The Petroleum Authority of Thailand (now PTT) was responsible to provide the entire engineering (except for SCADA) including the detailed engineering for the pipeline project. For this work Nova Gas International and OGP Technical Services of Malaysia won a consulting engineering and project management contract for the Yadana Gas pipeline in November 1995. According to the reference document, Nova Gas/OGP was responsible for the route selection, the detailed engineering of the pipeline and all related facilities including issuing the Bid documents. With issuing the Tender documents for Bidding to Contractors the engineering was not finished and it was completed only during the execution phase of the project incorporating all the changes ordered by PTT. The design life for the pipeline is 40 years which is consistent with PTT's other pipeline systems. Furthermore, as PTT's Engineer and Consultant Nova Gas/OGP was responsible for the entire construction supervision of the Yadana Gas Pipeline Project.

===The Pipeline System===

The pipeline has a diameter of 42 inches and is around 240 kilometers long and it has a total number of 12 Block Valve Stations that includes 6 Scraper Facilities, an operations and maintenance center including a gas meter station and a SCADA Telecommunications system that was connected to the Petroleum Authority of Thailand's (PTT) existing SCADA system.
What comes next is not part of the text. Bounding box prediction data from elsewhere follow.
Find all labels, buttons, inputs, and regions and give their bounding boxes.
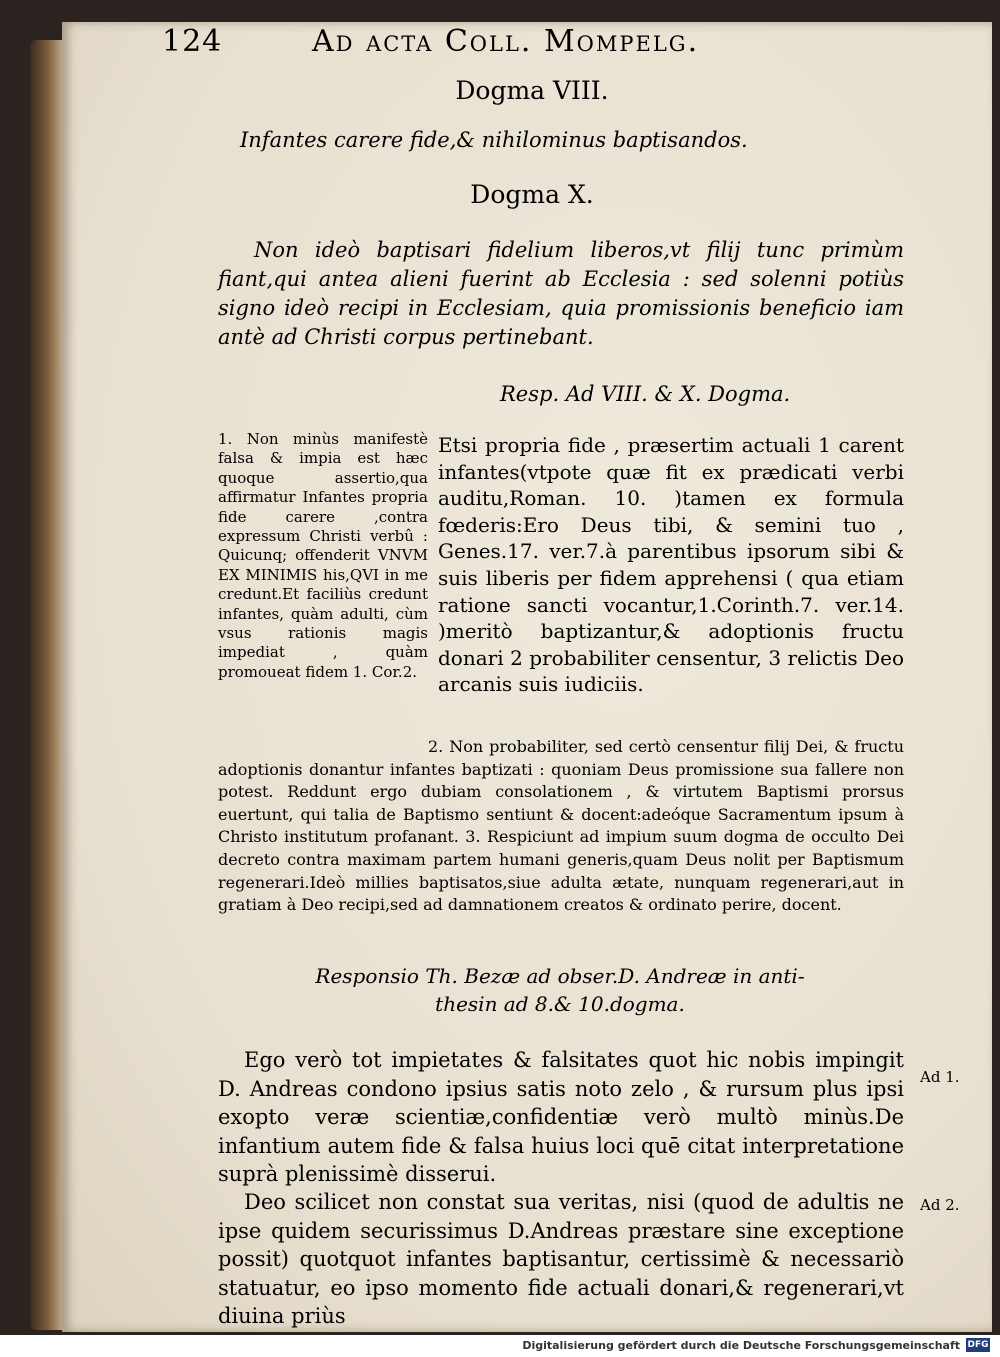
dogma-10-text: Non ideò baptisari fidelium liberos,vt filij tunc primùm fiant,qui antea alieni fuerint ab Ecclesia : sed solenni potiùs signo ideò recipi in Ecclesiam, quia promissionis beneficio iam antè ad Christi corpus pertinebant.	[218, 238, 904, 349]
responsio-paragraph-2: Deo scilicet non constat sua veritas, nisi (quod de adultis ne ipse quidem securissimus D.Andreas præstare sine exceptione possit) quotquot infantes baptisantur, certissimè & necessariò statuatur, eo ipso momento fide actuali donari,& regenerari,vt diuina priùs	[218, 1190, 904, 1328]
footer-credit: Digitalisierung gefördert durch die Deutsche Forschungsgemeinschaft	[522, 1339, 960, 1352]
book-page-edge	[30, 40, 64, 1330]
dogma-8-title: Dogma VIII.	[455, 76, 609, 105]
page-number: 124	[162, 24, 223, 59]
responsio-paragraph-1: Ego verò tot impietates & falsitates quot hic nobis impingit D. Andreas condono ipsius satis noto zelo , & rursum plus ipsi exopto veræ scientiæ,confidentiæ verò multò minùs.De infantium autem fide & falsa huius loci quē citat interpretatione suprà plenissimè disserui.	[218, 1048, 904, 1186]
dogma-10-title: Dogma X.	[470, 180, 594, 209]
running-title: Ad acta Coll. Mompelg.	[312, 24, 700, 59]
main-text: Etsi propria fide , præsertim actuali 1 carent infantes(vtpote quæ fit ex prædicati verbi auditu,Roman. 10. )tamen ex formula fœderis:Ero Deus tibi, & semini tuo , Genes.17. ver.7.à parentibus ipsorum sibi & suis liberis per fidem apprehensi ( qua etiam ratione sancti vocantur,1.Corinth.7. ver.14. )meritò baptizantur,& adoptionis fructu donari 2 probabiliter censentur, 3 relictis Deo arcanis suis iudiciis.	[438, 433, 904, 697]
dfg-logo-icon: DFG	[967, 1340, 989, 1350]
margin-note-1: 1. Non minùs manifestè falsa & impia est hæc quoque assertio,qua affirmatur Infantes propria fide carere ,contra expressum Christi verbû : Quicunq; offenderit VNVM EX MINIMIS his,QVI in me credunt.Et faciliùs credunt infantes, quàm adulti, cùm vsus rationis magis impediat , quàm promoueat fidem 1. Cor.2.	[218, 430, 428, 681]
notes-text: 2. Non probabiliter, sed certò censentur filij Dei, & fructu adoptionis donantur infantes baptizati : quoniam Deus promissione sua fallere non potest. Reddunt ergo dubiam consolationem , & virtutem Baptismi prorsus euertunt, qui talia de Baptismo sentiunt & docent:adeóque Sacramentum ipsum à Christo institutum profanant. 3. Respiciunt ad impium suum dogma de occulto Dei decreto contra maximam partem humani generis,quam Deus nolit per Baptismum regenerari.Ideò millies baptisatos,siue adulta ætate, nunquam regenerari,aut in gratiam à Deo recipi,sed ad damnationem creatos & ordinato perire, docent.	[218, 737, 904, 915]
responsio-heading-line2: thesin ad 8.& 10.dogma.	[435, 992, 685, 1016]
footer-bar	[0, 1335, 1000, 1357]
side-note-ad-2: Ad 2.	[920, 1196, 960, 1214]
running-head	[162, 18, 922, 62]
side-note-ad-1: Ad 1.	[920, 1068, 960, 1086]
dogma-8-text: Infantes carere fide,& nihilominus baptisandos.	[240, 128, 748, 152]
response-heading: Resp. Ad VIII. & X. Dogma.	[500, 382, 791, 406]
responsio-heading	[240, 962, 880, 1018]
responsio-heading-line1: Responsio Th. Bezæ ad obser.D. Andreæ in anti-	[315, 964, 805, 988]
After its completion the Yadana Gas Pipeline secured PTT with an alternative source of gas supply form Myanmar in addition to the Gulf of Thailand, on which PTT had totally relied upon.
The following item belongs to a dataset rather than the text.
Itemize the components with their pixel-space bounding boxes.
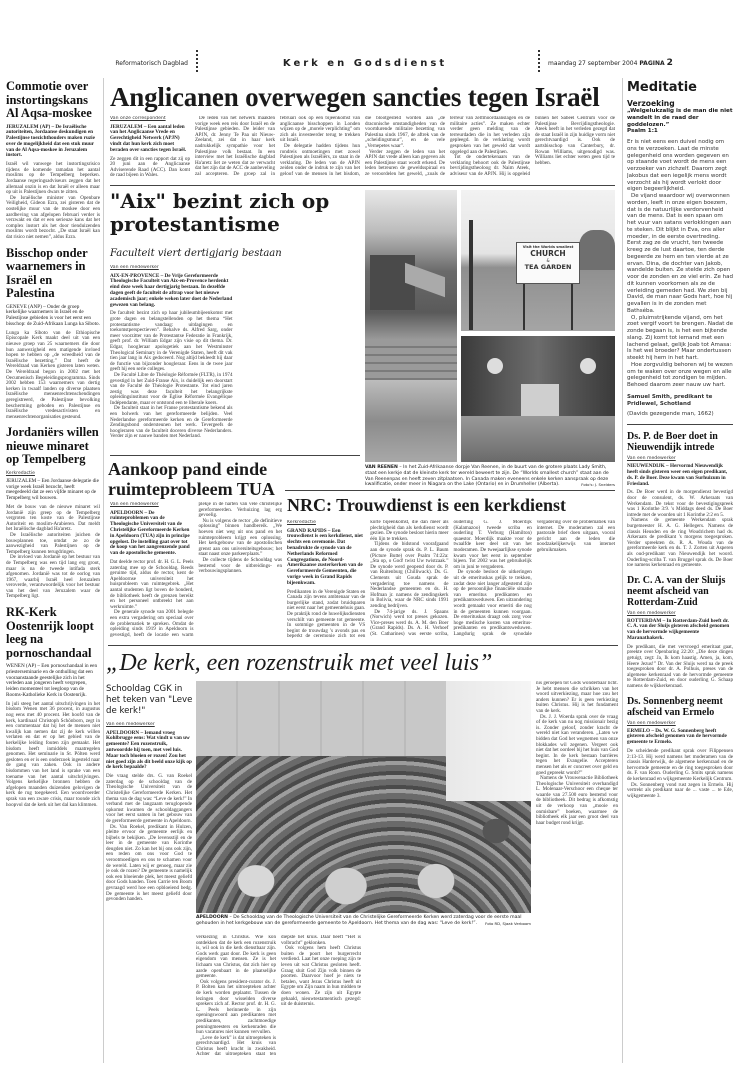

===Starting & Ending Location of the Pipeline===

The Yadana gas pipeline system connects with the 36 inch Yadana Myanmar gas pipeline at Ban I-tong, a small former mining village located in a forest mountain area, on the border in Kanchanaburi province in the Thong Pha Phum district at KP-000. At Scraper/Block Valve Station 1 located 350 meter away from the border the pipeline increases its diameter to 42 inch. It than transports the gas to the Ratchaburi Power Plant located at the end of the 240 km long pipeline. PTT's Operation and Maintenance Center is located at Pipeline Kilometer KP 233.2 at Ratchaburi adjacent to Highway 4. Scraper/Block Valve Station #7 including the later built Compressor Station is the home for the Region VIII Gas Pipeline Operations Division Kanchanaburi

===Terrain of the Pipeline===

The pipeline routes through a widely differing types of terrain such as along roads, through paddy fields, sugar cane fields etc. and mountainous areas. The basic right of way for the pipeline, varying in width from 5 meters in road reserves to 10 meters in privately owned areas, and 12 to 20 meters in forestry areas, was provided by PTT, as was the land for the construction of other facilities. Additional working space was where required obtained by TMJV. This was done especially in areas of road reserves where the right of way was very narrow.

===Construction===

TMJV used – as planned at the beginning of the Project – two main pipeline construction spreads. Both spreads were sufficiently equipped and have had mechanized welding crews. The mobilization of the imported construction equipment, local equipment and manpower was achieved as planned. Later in the project TMJV expanded the number of construction Spreads due to delays that were mainly due to land unavailability. The accelerated recovery measures that were implemented by the TMJV worked successfully and most of the lost time was recovered and the anticipated Project delay was significantly minimized

===Results===

The gas as it transported by the 42 inch Yadana Gas Pipeline is used for many purposes in Thailand and is a part of PTT's Gas Value Chain. According to PTT the Yadana Gas Pipeline is a highly sophisticated technical system and complies to the Thailand Quality Award (TQA) criterion. PTT did win a TQA award in 2010! The Yadana Gas Pipeline deliveries about 25% of Thailand's Natural Gas demand. Thailand's total power generation is dominated by 58% of natural gas according to the referenced Bangkok Post Article dated on 14. October 2019 .

August 2020 marked the 22nd anniversary of the Petroleum Authority of Thailand (PTT) 42-inch Natural Yadana Gas Pipeline operation from Ban I Tong to Ratchaburi. Since this time no operation pipeline accident was reported.